Monday, May 8, 2023

Drones, AI, and Information Warfare

I have been thinking about this Twitter thread. It has been gnawing at the back of my mind all day. It is tied up with Matthew Ford and Andrew Hoskin's book Radical War: Data, Attention and Control in the Twenty-First Century (OUP, 2022). Thomas Rid's Active Measures: The Secret History of Disinformation and Political Warfare (FSG, 2020) colors my thinking, along with the reading I have been doing on AI all year. 

 What is emerging in Ukraine is a form of war based on the resources of Western militaries harnessed to the tactics of the underdog derived from the asymmetric warfare of the last few decades. The extreme importance of networks, cheap computing, and vast numbers of drones is striking. 

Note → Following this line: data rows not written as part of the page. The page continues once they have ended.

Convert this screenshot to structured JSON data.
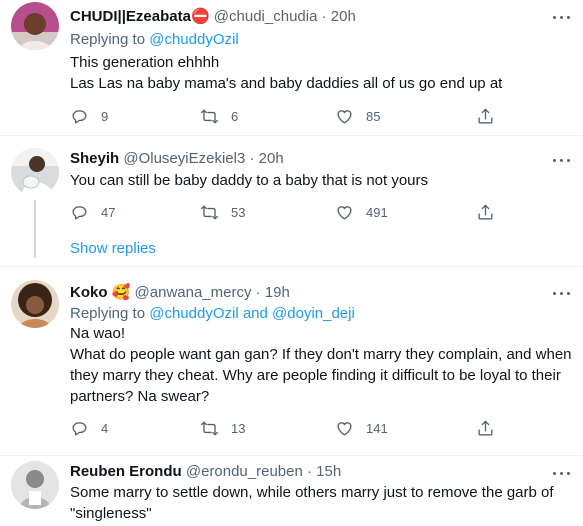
{
  "tweets": [
    {
      "name": "CHUDI||Ezeabata",
      "emoji": "⛔",
      "handle": "@chudi_chudia",
      "sep": "·",
      "time": "20h",
      "replying_prefix": "Replying to",
      "replying_to": "@chuddyOzil",
      "lines": [
        "This generation ehhhh",
        "Las Las na baby mama's and baby daddies all of us go end up at"
      ],
      "replies": "9",
      "retweets": "6",
      "likes": "85"
    },
    {
      "name": "Sheyih",
      "handle": "@OluseyiEzekiel3",
      "sep": "·",
      "time": "20h",
      "lines": [
        "You can still be baby daddy to a baby that is not yours"
      ],
      "replies": "47",
      "retweets": "53",
      "likes": "491",
      "show_replies": "Show replies"
    },
    {
      "name": "Koko",
      "emoji": "🥰",
      "handle": "@anwana_mercy",
      "sep": "·",
      "time": "19h",
      "replying_prefix": "Replying to",
      "replying_to": "@chuddyOzil",
      "replying_and": "and",
      "replying_to_2": "@doyin_deji",
      "lines": [
        "Na wao!",
        "What do people want gan gan? If they don't marry they complain, and when they marry they cheat. Why are people finding it difficult to be loyal to their partners? Na swear?"
      ],
      "replies": "4",
      "retweets": "13",
      "likes": "141"
    },
    {
      "name": "Reuben Erondu",
      "handle": "@erondu_reuben",
      "sep": "·",
      "time": "15h",
      "lines": [
        "Some marry to settle down, while others marry just to remove the garb of \"singleness\""
      ]
    }
  ],
  "icons": {
    "reply": "reply-icon",
    "retweet": "retweet-icon",
    "like": "heart-icon",
    "share": "share-icon",
    "more": "more-icon"
  },
  "colors": {
    "accent": "#1d9bf0",
    "secondary_text": "#536471",
    "divider": "#eff3f4"
  }
}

At the same time, we are witnessing the emergence and rapid evolution of so-called generative AI in the US and China. That keeps getting characterized in Cold War terms without too much thought being given to what that might mean. On the one hand, it means that, as with every information technology the PRC or the Soviets faced in earlier decades, it has to be tightly controlled. It has to be available for the state to manipulate the people but prevent the people from manipulating information in turn. The flip side is that AI will be used as a powerful driver of information warfare to manipulate the citizens of other countries. 

It also means the West will exercise comparatively less control (at least directly), which makes it more open to attack but also more open to novel uses and unexpected developments in AI. We need to recognize the military and intelligence complex is always deeply invested and involved in AI and all computing. We frankly would not have a lot of these techniques and technologies without DARPA and NSA. If the military and intelligence agencies can integrate these AI developments with the rapidly evolving techniques of warfare emerging in Ukraine, we should see further destabilization of our notions of warfare.

It is anything but certain that the American military can reorient itself that way in short order. It is also possible that anti-government groups in the US could reorient this way quickly and use the combination of AI, drones, and new tactics to try to create an environment they believe will allow them to triumph. 

We are already living in a world where our phones and watches are simultaneously devices intelligence agencies can use for real-time data collection and surveillance, the military can use for reconnaissance and targeting, and journalists and NGOs collecting information on war crimes can use for reporting. They also open us to constant propaganda and information warfare.

Something like this has been gestating in my mind for a few days. I am struggling to put together a coherent set of ideas, so, for now, it is just something I need to express so I can work out other ideas that may be more pertinent or that may constellate with it.